REPUBLIKA.CO.ID, BEIJING -- Perusahaan raksasa jasa transportasi tumpangan yang menggunakan platform online di China, Didi Global telah mengumumkan rencana untuk melepas sahamnya dari New York Stock Exchange (NYSE) dan memindahkan listing ke Hong Kong. Perusahaan telah berada di bawah tekanan kuat sejak debutnya di AS pada Juli.
Dalam beberapa hari setelah penawaran umum perdana (IPO), Beijing mengumumkan tindakan keras terhadap perusahaan teknologi yang terdaftar di bursa saham luar negeri. Sebelumnya pada hari Kamis (2/12), pengawas pasar AS juga meluncurkan aturan baru yang keras untuk perusahaan China yang terdaftar di Amerika.
"Menyusul penelitian yang cermat, perusahaan akan segera mulai delisting di bursa saham New York dan memulai persiapan untuk listing di Hong Kong," kata perusahaan itu di akunnya di Weibo, seperti dilansir BBC.
Dalam pernyataan terpisah, Didi mengatakan Dewannya telah menyetujui langkah tersebut. Perusahaan akan mengadakan rapat pemegang saham untuk memberikan suara mengenai masalah di atas pada waktu yang belum ditentukan, mengikuti prosedur yang diperlukan.
Pada akhir Juni lalu, Didi mengumpulkan 4,4 miliar dolar AS dari IPO New York. Namun, perdagangan diredam pada hari pertama karena investor mempertimbangkan kekhawatiran atas ketegangan antara Washington dan Beijing.
Masih ada juga masalah lain yang diangkat oleh regulator AS atas laporan keuangan beberapa perusahaan China.
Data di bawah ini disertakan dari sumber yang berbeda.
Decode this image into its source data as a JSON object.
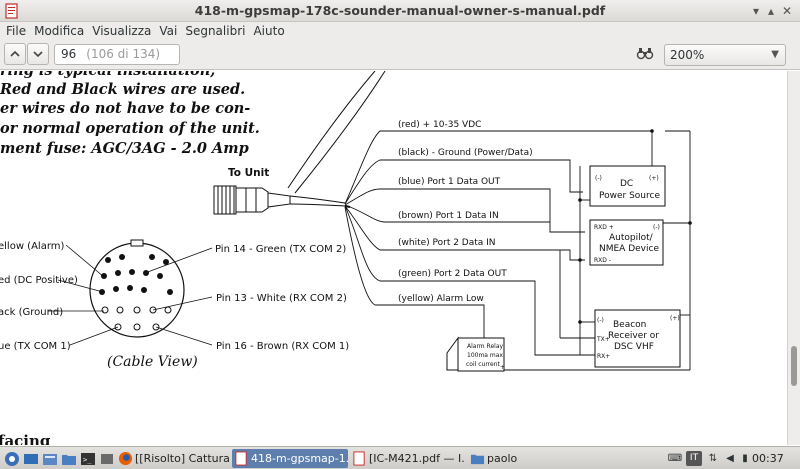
{
  "window": {
    "title": "418-m-gpsmap-178c-sounder-manual-owner-s-manual.pdf"
  },
  "menu": [
    "File",
    "Modifica",
    "Visualizza",
    "Vai",
    "Segnalibri",
    "Aiuto"
  ],
  "toolbar": {
    "page_value": "96",
    "page_total": "(106 di 134)",
    "zoom_value": "200%"
  },
  "manual_text": [
    "ring is typical installation,",
    "Red and Black wires are used.",
    "er wires do not have to be con-",
    "or normal operation of the unit.",
    "ment fuse: AGC/3AG - 2.0 Amp"
  ],
  "diagram": {
    "connector_label": "To Unit",
    "cable_view_label": "(Cable View)",
    "section_heading": "facing",
    "wire_labels": [
      "(red) + 10-35 VDC",
      "(black) - Ground (Power/Data)",
      "(blue)  Port 1 Data OUT",
      "(brown) Port 1 Data IN",
      "(white) Port 2 Data IN",
      "(green) Port 2 Data OUT",
      "(yellow) Alarm Low"
    ],
    "pins_left": [
      "ellow (Alarm)",
      "ed (DC Positive)",
      "ack (Ground)",
      "ue (TX COM 1)"
    ],
    "pins_right": [
      "Pin 14 - Green (TX COM 2)",
      "Pin 13 - White (RX COM 2)",
      "Pin 16 - Brown (RX COM 1)"
    ],
    "power_box": {
      "minus": "(-)",
      "plus": "(+)",
      "line1": "DC",
      "line2": "Power Source"
    },
    "autopilot_box": {
      "rxd_plus": "RXD +",
      "rxd_minus": "RXD -",
      "minus": "(-)",
      "line1": "Autopilot/",
      "line2": "NMEA Device"
    },
    "beacon_box": {
      "minus": "(-)",
      "plus": "(+)",
      "tx": "TX+",
      "rx": "RX+",
      "line1": "Beacon",
      "line2": "Receiver or",
      "line3": "DSC VHF"
    },
    "alarm_box": {
      "line1": "Alarm Relay",
      "line2": "100ma max",
      "line3": "coil current",
      "plus": "+"
    }
  },
  "taskbar": {
    "tasks": [
      "[[Risolto] Cattura ...",
      "418-m-gpsmap-1...",
      "[IC-M421.pdf — I...",
      "paolo"
    ],
    "tray_it": "IT",
    "clock": "00:37"
  },
  "colors": {
    "accent": "#5e7fae",
    "firefox": "#e66000",
    "doc_bg": "#ffffff"
  }
}
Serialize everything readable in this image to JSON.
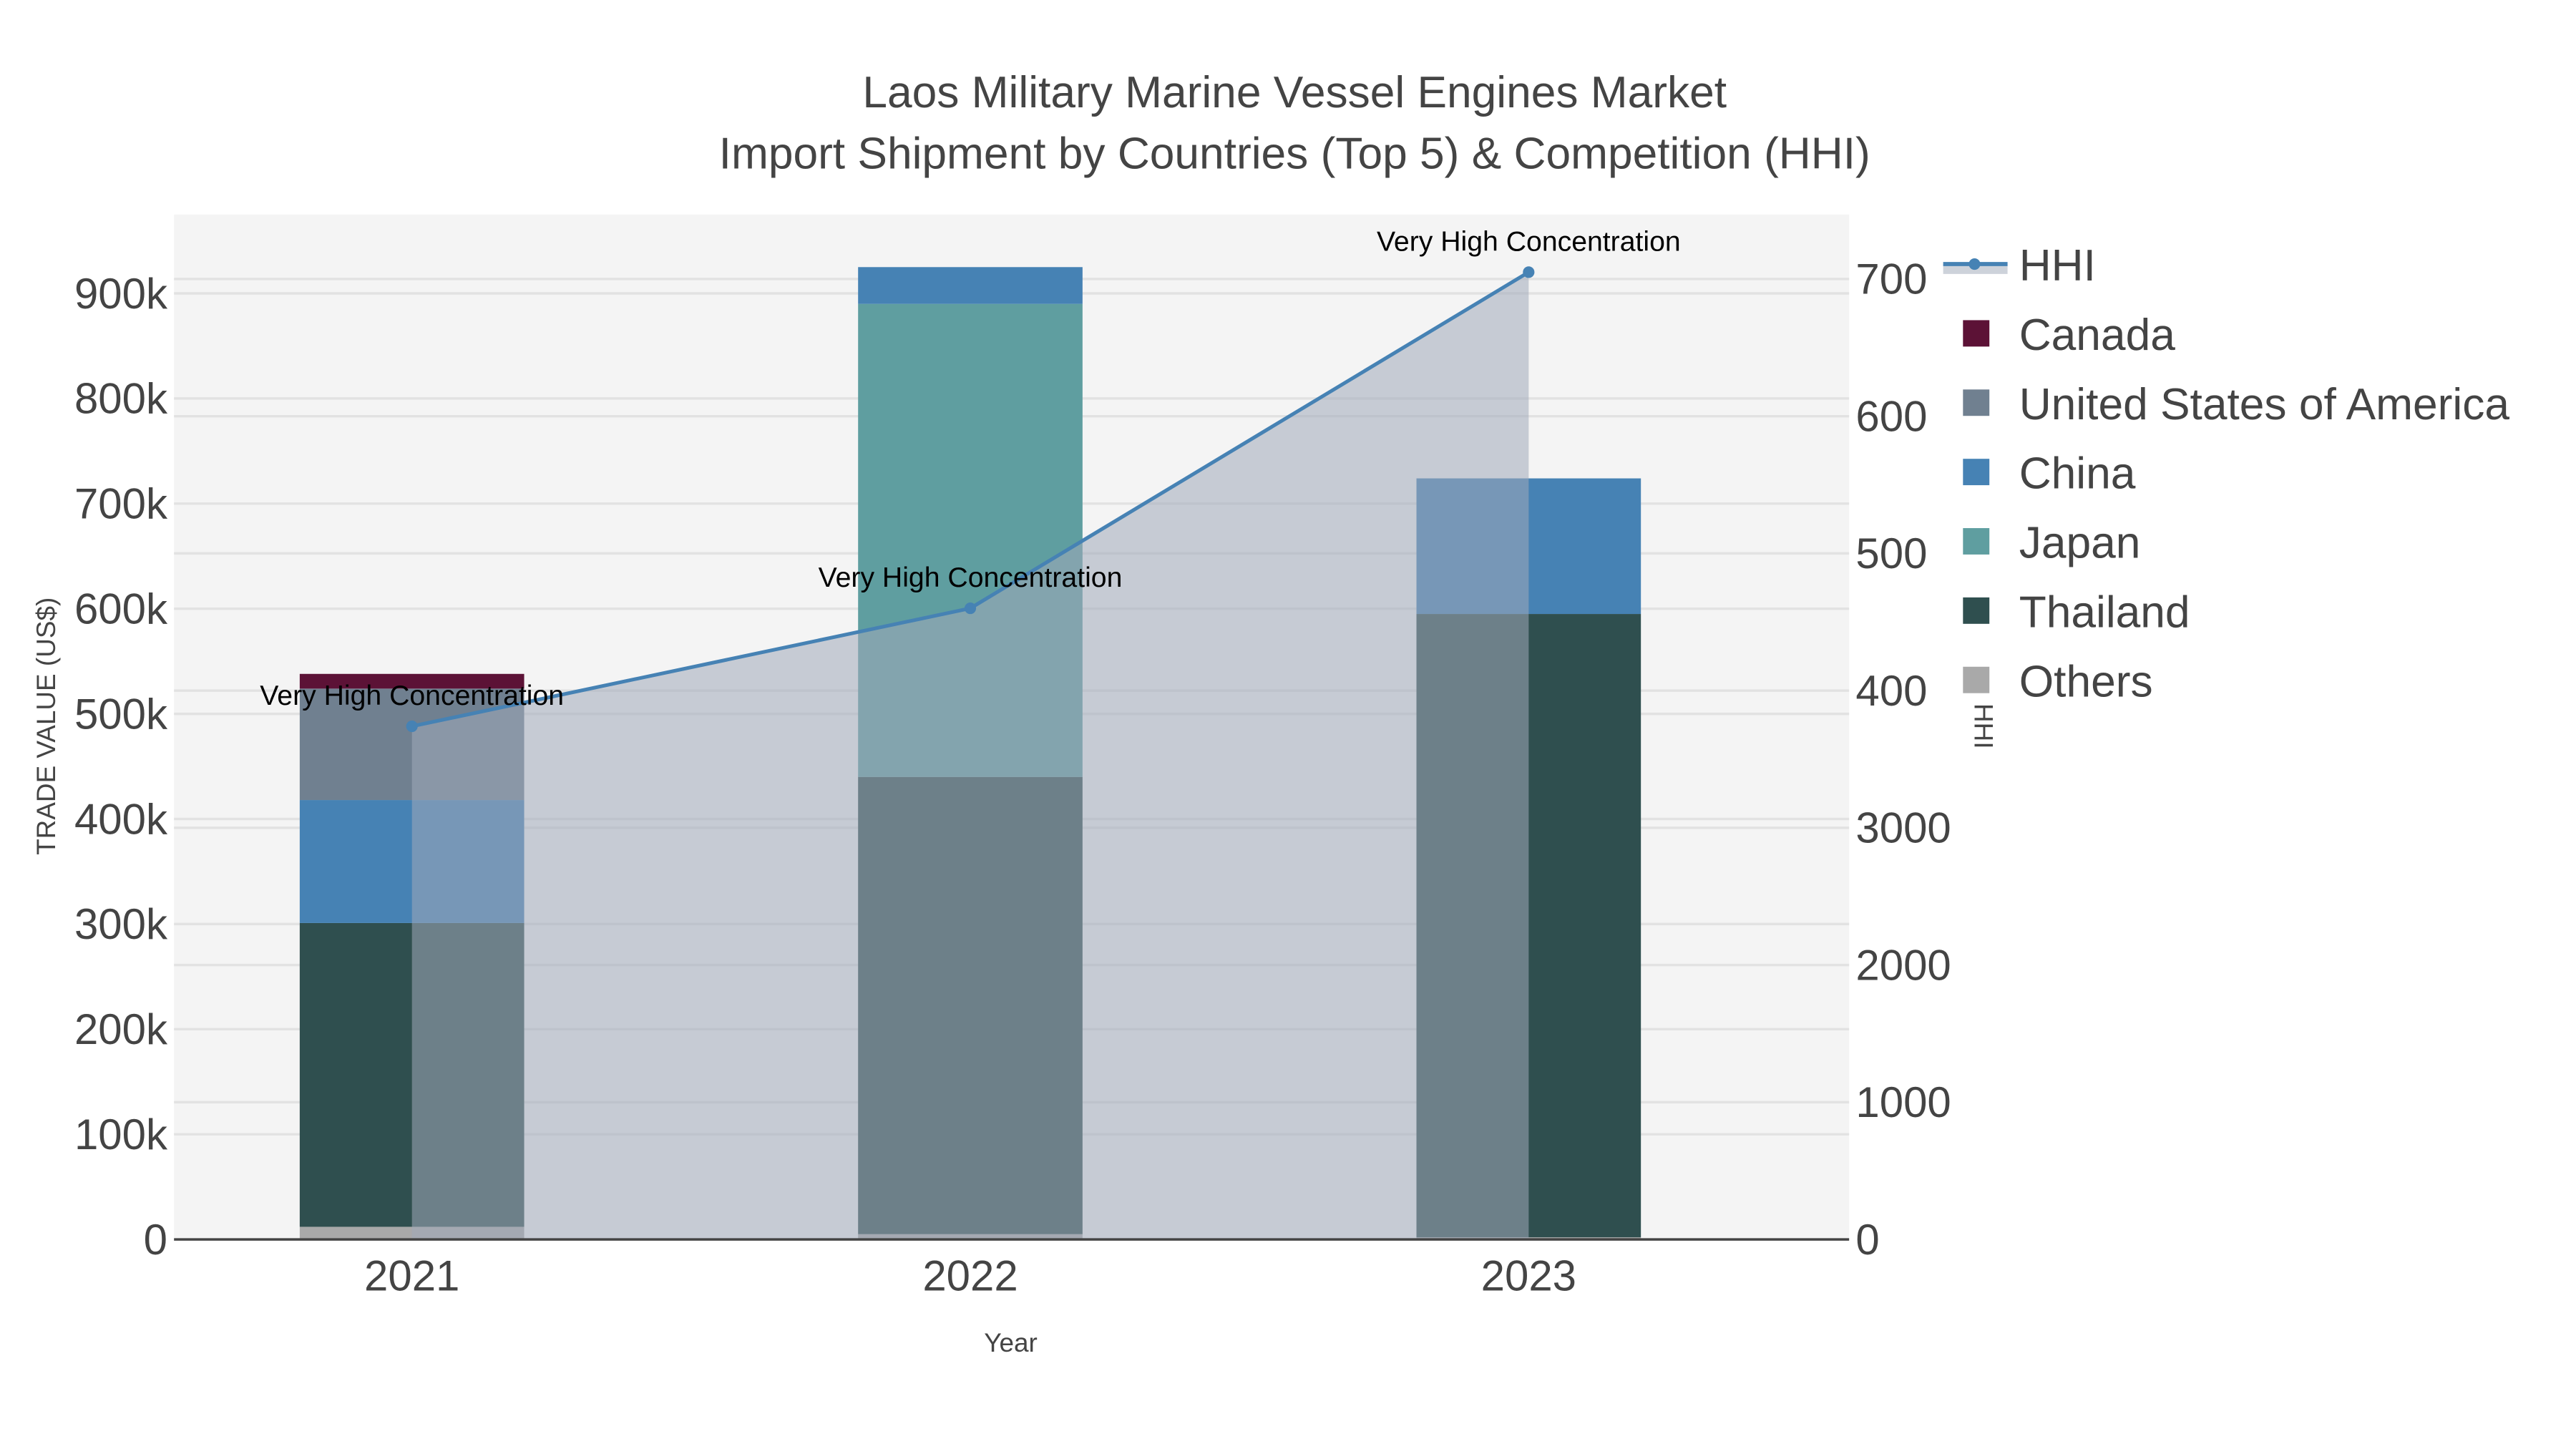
{
  "chart_data": {
    "type": "bar",
    "title": "Laos Military Marine Vessel Engines Market",
    "subtitle": "Import Shipment by Countries (Top 5) & Competition (HHI)",
    "xlabel": "Year",
    "ylabel": "TRADE VALUE (US$)",
    "y2label": "HHI",
    "categories": [
      "2021",
      "2022",
      "2023"
    ],
    "ylim": [
      0,
      975000
    ],
    "y2lim": [
      0,
      7470
    ],
    "yticks": [
      0,
      100000,
      200000,
      300000,
      400000,
      500000,
      600000,
      700000,
      800000,
      900000
    ],
    "ytick_labels": [
      "0",
      "100k",
      "200k",
      "300k",
      "400k",
      "500k",
      "600k",
      "700k",
      "800k",
      "900k"
    ],
    "y2ticks": [
      0,
      1000,
      2000,
      3000,
      4000,
      5000,
      6000,
      7000
    ],
    "y2tick_labels": [
      "0",
      "1000",
      "2000",
      "3000",
      "400",
      "500",
      "600",
      "700"
    ],
    "grid": true,
    "legend_position": "right",
    "series": [
      {
        "name": "Others",
        "color": "#a9a9a9",
        "values": [
          12000,
          5000,
          2000
        ]
      },
      {
        "name": "Thailand",
        "color": "#2f4f4f",
        "values": [
          289000,
          435000,
          593000
        ]
      },
      {
        "name": "Japan",
        "color": "#5f9ea0",
        "values": [
          0,
          450000,
          0
        ]
      },
      {
        "name": "China",
        "color": "#4682b4",
        "values": [
          117000,
          35000,
          129000
        ]
      },
      {
        "name": "United States of America",
        "color": "#708090",
        "values": [
          106000,
          0,
          0
        ]
      },
      {
        "name": "Canada",
        "color": "#5c1236",
        "values": [
          14000,
          0,
          0
        ]
      }
    ],
    "legend_order": [
      "HHI",
      "Canada",
      "United States of America",
      "China",
      "Japan",
      "Thailand",
      "Others"
    ],
    "hhi": {
      "name": "HHI",
      "color": "#4682b4",
      "fill": "rgba(160,170,185,0.55)",
      "values": [
        3740,
        4600,
        7050
      ],
      "annotations": [
        "Very High Concentration",
        "Very High Concentration",
        "Very High Concentration"
      ]
    }
  }
}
Dalam beberapa hari, regulator internet China memerintahkan toko online untuk tidak menawarkan aplikasi Didi, dengan mengatakan aplikasi itu mengumpulkan data pribadi pengguna secara ilegal.
Administrasi Cyberspace China (CAC) mengatakan sedang menyelidiki perusahaan untuk melindungi keamanan nasional dan kepentingan publik. Sebagai tanggapan, Didi mengatakan dalam sebuah pernyataan bahwa perusahaan akan berusaha untuk memperbaiki masalah apa pun.
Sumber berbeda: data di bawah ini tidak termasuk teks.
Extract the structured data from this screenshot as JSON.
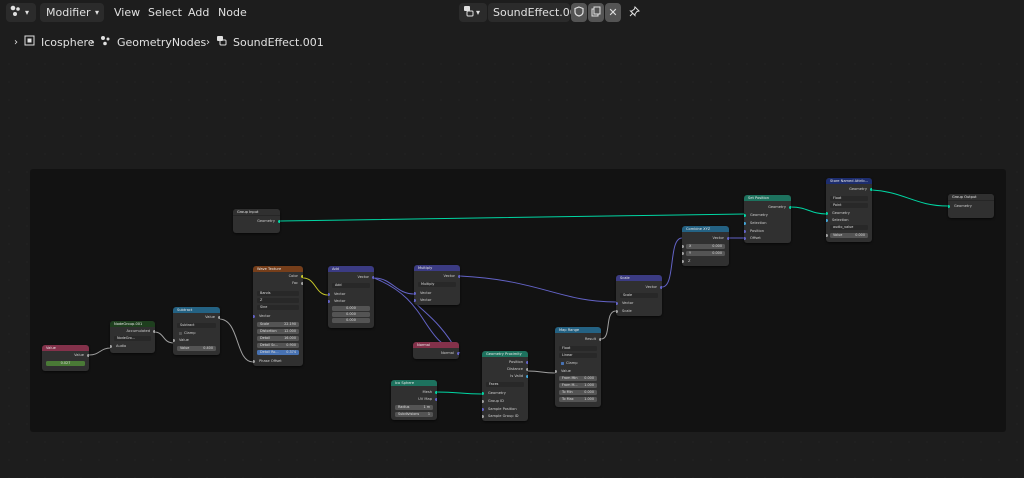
{
  "header": {
    "editor_type_icon": "geometry-nodes-icon",
    "mode": "Modifier",
    "menus": [
      "View",
      "Select",
      "Add",
      "Node"
    ],
    "node_tree_name": "SoundEffect.001"
  },
  "breadcrumb": [
    "Icosphere",
    "GeometryNodes",
    "SoundEffect.001"
  ],
  "colors": {
    "geometry_socket": "#00d6a3",
    "vector_socket": "#6363c7",
    "float_socket": "#a1a1a1",
    "geometry_node_header": "#1d725e",
    "vector_node_header": "#3b3b83",
    "converter_node_header": "#246283",
    "texture_node_header": "#763e1a",
    "input_node_header": "#83314a",
    "group_node_header": "#1e3f1e"
  },
  "nodes": {
    "value": {
      "title": "Value",
      "output": "Value",
      "value": "0.027"
    },
    "node_group": {
      "title": "NodeGroup.001",
      "output": "Accumulated",
      "datablock": "NodeGro...",
      "input": "Audio"
    },
    "subtract": {
      "title": "Subtract",
      "output": "Value",
      "op": "Subtract",
      "clamp": "Clamp",
      "in1": "Value",
      "in2_label": "Value",
      "in2_value": "0.400"
    },
    "wave": {
      "title": "Wave Texture",
      "out1": "Color",
      "out2": "Fac",
      "type": "Bands",
      "dir": "Z",
      "profile": "Sine",
      "vector": "Vector",
      "fields": [
        [
          "Scale",
          "22.190"
        ],
        [
          "Distortion",
          "12.000"
        ],
        [
          "Detail",
          "16.000"
        ],
        [
          "Detail Sc...",
          "0.900"
        ],
        [
          "Detail Ro...",
          "0.374"
        ]
      ],
      "phase": "Phase Offset"
    },
    "add": {
      "title": "Add",
      "output": "Vector",
      "op": "Add",
      "in1": "Vector",
      "in2": "Vector",
      "vals": [
        "0.000",
        "0.000",
        "0.000"
      ]
    },
    "multiply": {
      "title": "Multiply",
      "output": "Vector",
      "op": "Multiply",
      "in1": "Vector",
      "in2": "Vector"
    },
    "normal": {
      "title": "Normal",
      "output": "Normal"
    },
    "group_input": {
      "title": "Group Input",
      "output": "Geometry"
    },
    "ico_sphere": {
      "title": "Ico Sphere",
      "out1": "Mesh",
      "out2": "UV Map",
      "radius_label": "Radius",
      "radius": "1 m",
      "subdiv_label": "Subdivisions",
      "subdiv": "1"
    },
    "geo_prox": {
      "title": "Geometry Proximity",
      "out1": "Position",
      "out2": "Distance",
      "out3": "Is Valid",
      "mode": "Faces",
      "in1": "Geometry",
      "in2": "Group ID",
      "in3": "Sample Position",
      "in4": "Sample Group ID"
    },
    "map_range": {
      "title": "Map Range",
      "output": "Result",
      "dtype": "Float",
      "interp": "Linear",
      "clamp": "Clamp",
      "in_value": "Value",
      "fields": [
        [
          "From Min",
          "0.000"
        ],
        [
          "From M...",
          "1.000"
        ],
        [
          "To Min",
          "0.000"
        ],
        [
          "To Max",
          "1.000"
        ]
      ]
    },
    "scale": {
      "title": "Scale",
      "output": "Vector",
      "op": "Scale",
      "in1": "Vector",
      "in2": "Scale"
    },
    "combine": {
      "title": "Combine XYZ",
      "output": "Vector",
      "x_label": "X",
      "x": "0.000",
      "y_label": "Y",
      "y": "0.000",
      "z": "Z"
    },
    "set_position": {
      "title": "Set Position",
      "output": "Geometry",
      "in1": "Geometry",
      "in2": "Selection",
      "in3": "Position",
      "in4": "Offset"
    },
    "store_attr": {
      "title": "Store Named Attrib...",
      "output": "Geometry",
      "dtype": "Float",
      "domain": "Point",
      "in1": "Geometry",
      "in2": "Selection",
      "name": "audio_value",
      "value_label": "Value",
      "value": "0.000"
    },
    "group_output": {
      "title": "Group Output",
      "input": "Geometry"
    }
  }
}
"Perusahaan akan meningkatkan kesadaran pencegahan risiko dan kemampuan teknologinya, melindungi privasi pengguna dan keamanan data, dan terus memberikan layanan yang aman dan nyaman bagi penggunanya," katanya.
Didi juga memperingatkan bahwa penghapusan aplikasinya dari toko-toko aplikasi China akan berdampak buruk pada pendapatan. Seperti banyak perusahaan teknologi China lainnya, Didi juga mendapat tekanan dari regulator di AS dan Eropa.
Pada hari Kamis, Komisi Sekuritas dan Bursa AS mengatakan telah menyelesaikan aturan baru bagi perusahaan asing. Perusahaan asal luar negeri yang terdaftar di AS dapat dihapus dari daftar bursa jika tidak mematuhi permintaan informasi dari regulator.
Undang-undang tersebut disahkan pada tahun 2020 setelah regulator China berulang kali menolak permintaan dari otoritas AS untuk memeriksa akun perusahaan China yang terdaftar dan berdagang di AS. Sementara itu pada bulan Agustus, sebuah sumber perusahaan mengatakan kepada BBC bahwa Didi juga telah menghentikan rencana peluncuran di Inggris dan benua Eropa.
"Didi sebelumnya berencana untuk menggelar layanan di Eropa Barat, termasuk kota-kota besar Inggris," katanya.
SoftBank Jepang adalah investor tunggal terbesar Didi dengan kepemilikan lebih dari 20 persen. Didi juga didukung oleh raksasa teknologi China Alibaba dan Tencent. Uber juga memiliki saham di perusahaan tersebut setelah Didi mengambil alih Uber China pada 2016.
Saham Didi Global telah kehilangan lebih dari 40 persen nilainya sejak debutnya di pasar AS. Menurut analisa BBC, perusahaan teknologi China telah diawasi di dalam dan luar negeri, mulai dari Alibaba hingga Tencent. Didi juga telah berselisih dengan regulator China selama berbulan-bulan.
Ini mengejutkan investor ketika Beijing menghapus Didi dari toko aplikasi hanya beberapa hari setelah perusahaan itu go public di Wall Street pada akhir Juni. Regulator menuduhnya melanggar aturan keamanan data.
Beijing juga telah mengumumkan aturan untuk melindungi hak-hak jutaan pengemudi tumpangan online. Menurut regulator, ini dilakukan dalam rangka mendukung pertumbuhan sektor tersebut.